BOC § 101.052 provides that the company agreement of a limited liability company governs the relationship among the members, managers and officers, assignees of interests in the company and the company itself. The managers have certain duties spelled out in the company agreement and typically are also entitled to exculpation and indemnification under the agreement. (See Section III.J. below.) The authors have not included the managers as parties to the model agreement presented with this paper for a limited liability company managed by managers. If an entity has a single manager whose duties and relationship with the entity are similar to the role of a general partner of a partnership or if the manager has specific contractual benefits and obligations (such as earning a management fee) that need to be spelled out in the agreement, then it might be appropriate to make the manager a named party and have it sign the company agreement.

The duties of officers may be spelled out in a company agreement, and often the exculpation and indemnification provisions extend to officers, if any (as do the provisions of the model agreements included with this paper). Nevertheless, it does not seem to be standard practice to make officers parties to the company agreement.

The question is sometimes raised whether the company itself is or should be a party to the company agreement. As noted above, BOC § 101.052 provides that the company agreement governs the relationship among owners, management, and the company.
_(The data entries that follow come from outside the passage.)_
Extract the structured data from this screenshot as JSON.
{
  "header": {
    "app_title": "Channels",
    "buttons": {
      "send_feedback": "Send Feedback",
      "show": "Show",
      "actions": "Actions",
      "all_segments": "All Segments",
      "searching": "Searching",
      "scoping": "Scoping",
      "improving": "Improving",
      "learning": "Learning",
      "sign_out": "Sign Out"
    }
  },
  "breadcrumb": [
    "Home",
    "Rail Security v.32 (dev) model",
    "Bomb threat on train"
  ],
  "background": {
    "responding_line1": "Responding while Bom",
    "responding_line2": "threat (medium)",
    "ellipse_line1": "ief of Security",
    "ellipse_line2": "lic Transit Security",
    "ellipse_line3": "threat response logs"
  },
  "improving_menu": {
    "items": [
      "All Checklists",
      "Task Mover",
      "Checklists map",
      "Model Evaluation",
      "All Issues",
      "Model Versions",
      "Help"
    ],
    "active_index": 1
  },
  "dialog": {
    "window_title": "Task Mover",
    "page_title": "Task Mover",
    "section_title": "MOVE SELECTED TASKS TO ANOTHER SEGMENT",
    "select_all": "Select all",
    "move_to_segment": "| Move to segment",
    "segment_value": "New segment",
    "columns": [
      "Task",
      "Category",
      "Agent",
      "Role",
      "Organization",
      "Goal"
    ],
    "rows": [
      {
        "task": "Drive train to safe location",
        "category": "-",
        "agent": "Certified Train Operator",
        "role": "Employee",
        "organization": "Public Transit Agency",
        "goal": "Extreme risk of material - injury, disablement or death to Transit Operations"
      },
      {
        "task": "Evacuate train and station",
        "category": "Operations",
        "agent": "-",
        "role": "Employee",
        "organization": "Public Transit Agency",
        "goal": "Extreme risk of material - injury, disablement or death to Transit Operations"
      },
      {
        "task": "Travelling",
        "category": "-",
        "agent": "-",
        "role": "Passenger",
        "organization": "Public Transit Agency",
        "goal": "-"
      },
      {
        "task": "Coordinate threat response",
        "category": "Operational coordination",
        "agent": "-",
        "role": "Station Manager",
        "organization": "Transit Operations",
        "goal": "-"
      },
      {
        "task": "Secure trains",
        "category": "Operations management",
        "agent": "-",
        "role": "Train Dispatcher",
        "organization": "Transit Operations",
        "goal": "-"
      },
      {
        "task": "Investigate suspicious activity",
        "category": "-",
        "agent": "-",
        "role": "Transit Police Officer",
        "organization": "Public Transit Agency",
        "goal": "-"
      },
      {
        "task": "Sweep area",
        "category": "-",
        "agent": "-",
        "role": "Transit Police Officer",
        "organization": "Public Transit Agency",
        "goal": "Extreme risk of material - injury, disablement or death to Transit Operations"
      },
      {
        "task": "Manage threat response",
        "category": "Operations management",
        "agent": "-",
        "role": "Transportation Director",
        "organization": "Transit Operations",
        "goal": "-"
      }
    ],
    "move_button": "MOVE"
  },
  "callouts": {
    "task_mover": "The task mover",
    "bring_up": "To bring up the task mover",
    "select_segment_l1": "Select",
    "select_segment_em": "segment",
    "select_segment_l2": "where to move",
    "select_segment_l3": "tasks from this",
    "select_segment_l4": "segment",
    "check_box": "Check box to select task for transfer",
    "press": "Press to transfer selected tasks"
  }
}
Thus, absent an express provision in the company agreement indicating a contrary intent on the part of the members, a court should find that a Texas limited liability company is bound by and has the benefits of the company agreement even though it is couched as an agreement among the members.[13] We have included a provision in the model company agreements accompanying this paper detailing the persons (including the company itself) that are bound by, and beneficiaries of, the terms of the agreement.[14] That provision also states that creditors are not third-party beneficiaries.

B.Article 1: Formation.

The first article of the model agreements presented with this paper contains provisions dealing with the formation and structure of the company including its name, duration, purpose, principal office and name and address of the registered agent.
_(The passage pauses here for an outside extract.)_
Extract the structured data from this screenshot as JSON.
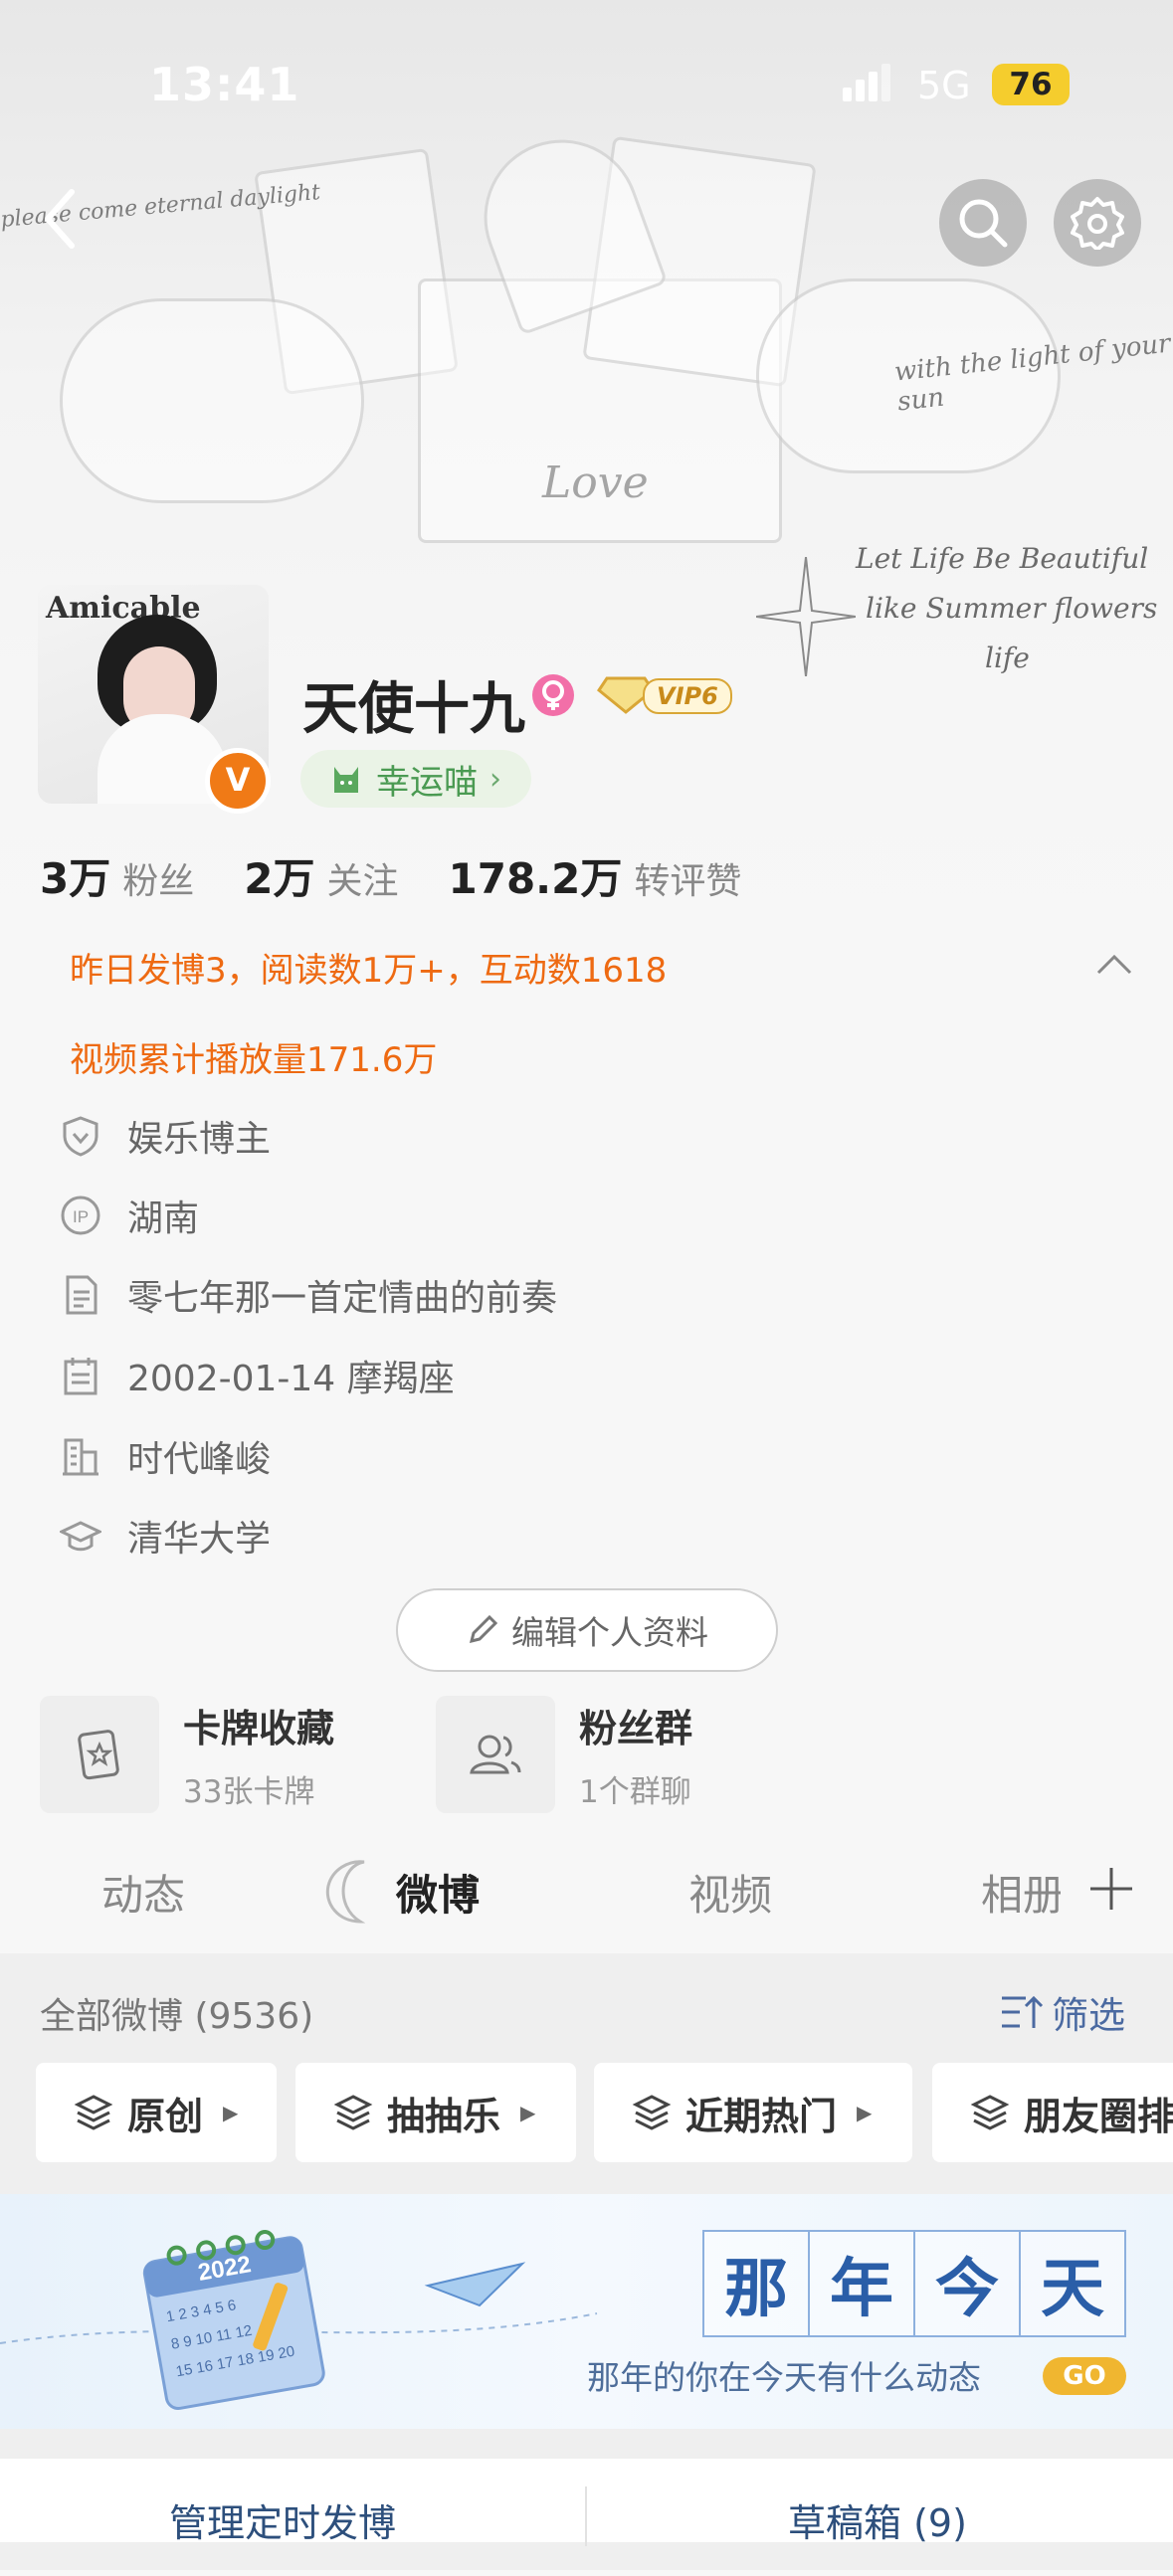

BOC § 3.003 states that a domestic entity (including a limited liability company) will have perpetual existence unless provided otherwise in its governing document or terminated by law. While it may sometimes be the desire of the parties for a limited liability to exist for a finite time such as until the completion of a venture project or the sale of an asset, it is usually the expectation of the parties that the company will have perpetual existence unless otherwise agreed by the members. The model agreements included with this paper provide that the company will exist until terminated as provided in the Agreement.[15] Detailed provisions for the winding up and termination of the company are set forth later in the agreement.[16]
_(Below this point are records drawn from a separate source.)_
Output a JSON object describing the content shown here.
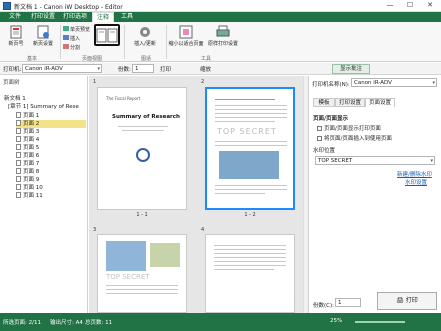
{
  "window": {
    "title": "新文档 1 - Canon iW Desktop - Editor",
    "minimize": "—",
    "maximize": "☐",
    "close": "✕"
  },
  "ribbon_tabs": [
    "文件",
    "打印设置",
    "打印选项",
    "注释",
    "工具"
  ],
  "ribbon": {
    "new_doc": "新页号",
    "add_doc": "新页设置",
    "groups": {
      "basic": "基本",
      "view": "页面视图",
      "fit": "图适",
      "tools": "工具"
    },
    "view_btn1": "单页预览",
    "view_btn2": "插入",
    "view_btn3": "分割",
    "insert_btn": "插入/更新",
    "fit_btn": "缩小以适合页面",
    "print_set_btn": "原样打印设置"
  },
  "toolbar": {
    "printer_label": "打印机:",
    "printer_value": "Canon iR-ADV",
    "copies_label": "份数:",
    "copies_value": "1",
    "print_label": "打印",
    "zoom_label": "缩放",
    "show_panel": "显示批注"
  },
  "left_pane": {
    "title": "页面树",
    "doc_node": "新文档 1",
    "chapter_node": "[章节 1] Summary of Rese",
    "pages": [
      "页面 1",
      "页面 2",
      "页面 3",
      "页面 4",
      "页面 5",
      "页面 6",
      "页面 7",
      "页面 8",
      "页面 9",
      "页面 10",
      "页面 11"
    ]
  },
  "center": {
    "pages": [
      {
        "num": "1",
        "label": "1 - 1",
        "heading": "Summary of Research",
        "sub": "The Fiscal Report"
      },
      {
        "num": "2",
        "label": "1 - 2",
        "watermark": "TOP SECRET"
      },
      {
        "num": "3",
        "label": "",
        "watermark": "TOP SECRET"
      },
      {
        "num": "4",
        "label": ""
      }
    ]
  },
  "right_pane": {
    "printer_label": "打印机名称(N):",
    "printer_value": "Canon iR-ADV",
    "tabs": [
      "模板",
      "打印设置",
      "页面设置"
    ],
    "section": "页面/页面显示",
    "opt1": "页面/页面显示打印页面",
    "opt2": "将页面/页面插入到使用页面",
    "watermark_label": "水印位置",
    "watermark_value": "TOP SECRET",
    "link1": "新建/删除水印",
    "link2": "水印设置",
    "copies_label": "份数(C):",
    "copies_value": "1",
    "print_btn": "打印"
  },
  "status": {
    "left": "所选页面: 2/11",
    "mid": "输出尺寸: A4",
    "mid2": "总页数: 11",
    "zoom": "25%"
  }
}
BOC § 3.005(a)(3) requires that a filing entity (including a limited liability company) state in its certificate of formation the purpose or purposes for which the entity is being formed, but a statement of “any lawful purpose” is allowed. It is standard practice for the certificate of formation to state the purpose as any lawful purpose and not contain a detailed description of the purpose or proposed business of the entity. Concerns regarding the relationship between the purpose clause and the business opportunity doctrine and the scope of an agent’s apparent authority may lead to use of a narrow or specific purpose clause in the certificate of formation, but in view of uncertainty as to how the ultra vires doctrine applies to limited liability companies,[17] many practitioners prefer to include the standard broad purpose clause in the certificate of formation and include more specific provisions in the company agreement.[18]